I’m writing this today to put into words why I decided to start. Ultimately, I’m writing this for myself.
Write blogs for yourself
In this day and age when it feels like everyone has already invented everything, it’s hard to prove your worth as a budding software developer, it’s hard for me to prove my worth.
I need to prove my worth to myself first, that’s why I am writing for myself and for no one else. I hope no one else reads these ramblings, in fact. Because I am going to say a lot of stupid things presented in boring ways until I finally figure things out.
Blog posts are actually fun to read
I used to think that writing blog posts was silly, that it was something you did if you were out of touch. If you didn’t know how to make a YouTube video, you wrote blogs.
Oh, how wrong I was.
After spending enough time watching YouTube videos of people reacting to blog posts I realized that I was being silly. These are first hand accounts of others’ experiences. A way to learn specific details that you would normally never know unless you yourself put in the same time into the obscure project. And at least for me it is very hard to dedicate time to a project that I know won’t matter.
I realized there is value in writing about something that people can learn from or relate to. And knowing full well that I am a terrible writer I still want something to look back on when I’m (hopefully) a much better programmer in the future.
Document your life
When I know I can document my experiences working on silly projects, I feel more inclined to work on them more. To experiment. To try reinventing a wheel that I know has been perfected by software developers a thousand times before me.

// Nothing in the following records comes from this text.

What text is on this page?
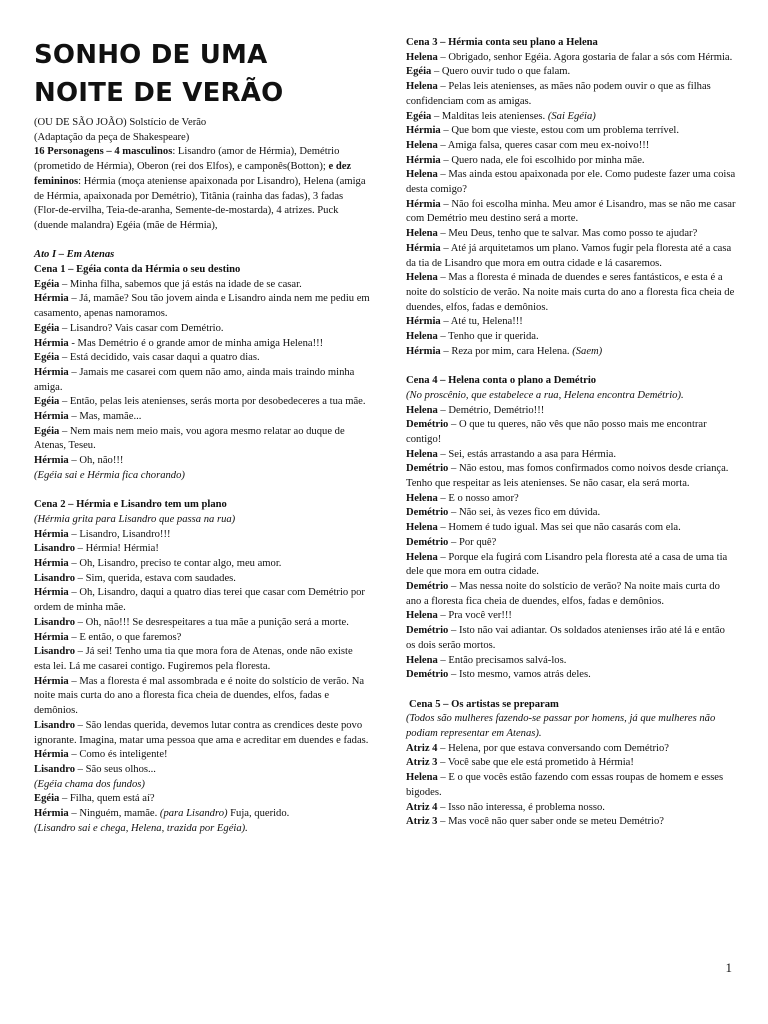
SONHO DE UMA
NOITE DE VERÃO

(OU DE SÃO JOÃO) Solstício de Verão

(Adaptação da peça de Shakespeare)

16 Personagens – 4 masculinos: Lisandro (amor de Hérmia), Demétrio (prometido de Hérmia), Oberon (rei dos Elfos), e camponês(Botton); e dez femininos: Hérmia (moça ateniense apaixonada por Lisandro), Helena (amiga de Hérmia, apaixonada por Demétrio), Titânia (rainha das fadas), 3 fadas (Flor-de-ervilha, Teia-de-aranha, Semente-de-mostarda), 4 atrizes. Puck (duende malandra) Egéia (mãe de Hérmia),

Ato I – Em Atenas

Cena 1 – Egéia conta da Hérmia o seu destino

Egéia – Minha filha, sabemos que já estás na idade de se casar.

Hérmia – Já, mamãe? Sou tão jovem ainda e Lisandro ainda nem me pediu em casamento, apenas namoramos.

Egéia – Lisandro? Vais casar com Demétrio.

Hérmia - Mas Demétrio é o grande amor de minha amiga Helena!!!

Egéia – Está decidido, vais casar daqui a quatro dias.

Hérmia – Jamais me casarei com quem não amo, ainda mais traindo minha amiga.

Egéia – Então, pelas leis atenienses, serás morta por desobedeceres a tua mãe.

Hérmia – Mas, mamãe...

Egéia – Nem mais nem meio mais, vou agora mesmo relatar ao duque de Atenas, Teseu.

Hérmia – Oh, não!!!

(Egéia sai e Hérmia fica chorando)

Cena 2 – Hérmia e Lisandro tem um plano

(Hérmia grita para Lisandro que passa na rua)

Hérmia – Lisandro, Lisandro!!!

Lisandro – Hérmia! Hérmia!

Hérmia – Oh, Lisandro, preciso te contar algo, meu amor.

Lisandro – Sim, querida, estava com saudades.

Hérmia – Oh, Lisandro, daqui a quatro dias terei que casar com Demétrio por ordem de minha mãe.

Lisandro – Oh, não!!! Se desrespeitares a tua mãe a punição será a morte.

Hérmia – E então, o que faremos?

Lisandro – Já sei! Tenho uma tia que mora fora de Atenas, onde não existe esta lei. Lá me casarei contigo. Fugiremos pela floresta.

Hérmia – Mas a floresta é mal assombrada e é noite do solstício de verão. Na noite mais curta do ano a floresta fica cheia de duendes, elfos, fadas e demônios.

Lisandro – São lendas querida, devemos lutar contra as crendices deste povo ignorante. Imagina, matar uma pessoa que ama e acreditar em duendes e fadas.

Hérmia – Como és inteligente!

Lisandro – São seus olhos...

(Egéia chama dos fundos)

Egéia – Filha, quem está aí?

Hérmia – Ninguém, mamãe. (para Lisandro) Fuja, querido.

(Lisandro sai e chega, Helena, trazida por Egéia).

Cena 3 – Hérmia conta seu plano a Helena

Helena – Obrigado, senhor Egéia. Agora gostaria de falar a sós com Hérmia.

Egéia – Quero ouvir tudo o que falam.

Helena – Pelas leis atenienses, as mães não podem ouvir o que as filhas confidenciam com as amigas.

Egéia – Malditas leis atenienses. (Sai Egéia)

Hérmia – Que bom que vieste, estou com um problema terrível.

Helena – Amiga falsa, queres casar com meu ex-noivo!!!

Hérmia – Quero nada, ele foi escolhido por minha mãe.

Helena – Mas ainda estou apaixonada por ele. Como pudeste fazer uma coisa desta comigo?

Hérmia – Não foi escolha minha. Meu amor é Lisandro, mas se não me casar com Demétrio meu destino será a morte.

Helena – Meu Deus, tenho que te salvar. Mas como posso te ajudar?

Hérmia – Até já arquitetamos um plano. Vamos fugir pela floresta até a casa da tia de Lisandro que mora em outra cidade e lá casaremos.

Helena – Mas a floresta é minada de duendes e seres fantásticos, e esta é a noite do solstício de verão. Na noite mais curta do ano a floresta fica cheia de duendes, elfos, fadas e demônios.

Hérmia – Até tu, Helena!!!

Helena – Tenho que ir querida.

Hérmia – Reza por mim, cara Helena. (Saem)

Cena 4 – Helena conta o plano a Demétrio

(No proscênio, que estabelece a rua, Helena encontra Demétrio).

Helena – Demétrio, Demétrio!!!

Demétrio – O que tu queres, não vês que não posso mais me encontrar contigo!

Helena – Sei, estás arrastando a asa para Hérmia.

Demétrio – Não estou, mas fomos confirmados como noivos desde criança. Tenho que respeitar as leis atenienses. Se não casar, ela será morta.

Helena – E o nosso amor?

Demétrio – Não sei, às vezes fico em dúvida.

Helena – Homem é tudo igual. Mas sei que não casarás com ela.

Demétrio – Por quê?

Helena – Porque ela fugirá com Lisandro pela floresta até a casa de uma tia dele que mora em outra cidade.

Demétrio – Mas nessa noite do solstício de verão? Na noite mais curta do ano a floresta fica cheia de duendes, elfos, fadas e demônios.

Helena – Pra você ver!!!

Demétrio – Isto não vai adiantar. Os soldados atenienses irão até lá e então os dois serão mortos.

Helena – Então precisamos salvá-los.

Demétrio – Isto mesmo, vamos atrás deles.

Cena 5 – Os artistas se preparam

(Todos são mulheres fazendo-se passar por homens, já que mulheres não podiam representar em Atenas).

Atriz 4 – Helena, por que estava conversando com Demétrio?

Atriz 3 – Você sabe que ele está prometido à Hérmia!

Helena – E o que vocês estão fazendo com essas roupas de homem e esses bigodes.

Atriz 4 – Isso não interessa, é problema nosso.

Atriz 3 – Mas você não quer saber onde se meteu Demétrio?

1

The only way to give these things any meaning is to document what I learned, if for no other reason than to have a list of all the useless stuff I made.
An excuse to ignore AI
Learning a new programming tool has been hard for me ever since AI came around. I constantly critique it for doing things the wrong way when I use it on pre-AI projects. But when learning a new language or framework I trust it, why? (Gell-Mann Amnesia effect?)
So I have taken to ignoring AI when the purpose is to learn. If I do something wrong a thousand times that’s at least a thousand things to document, to write about, to blog. Nobody cares about yet another mediocre game engine, compiler, web server, but there is one person at least that cares about what I learned (me).
I want an excuse to program for fun, and at least get something out of it.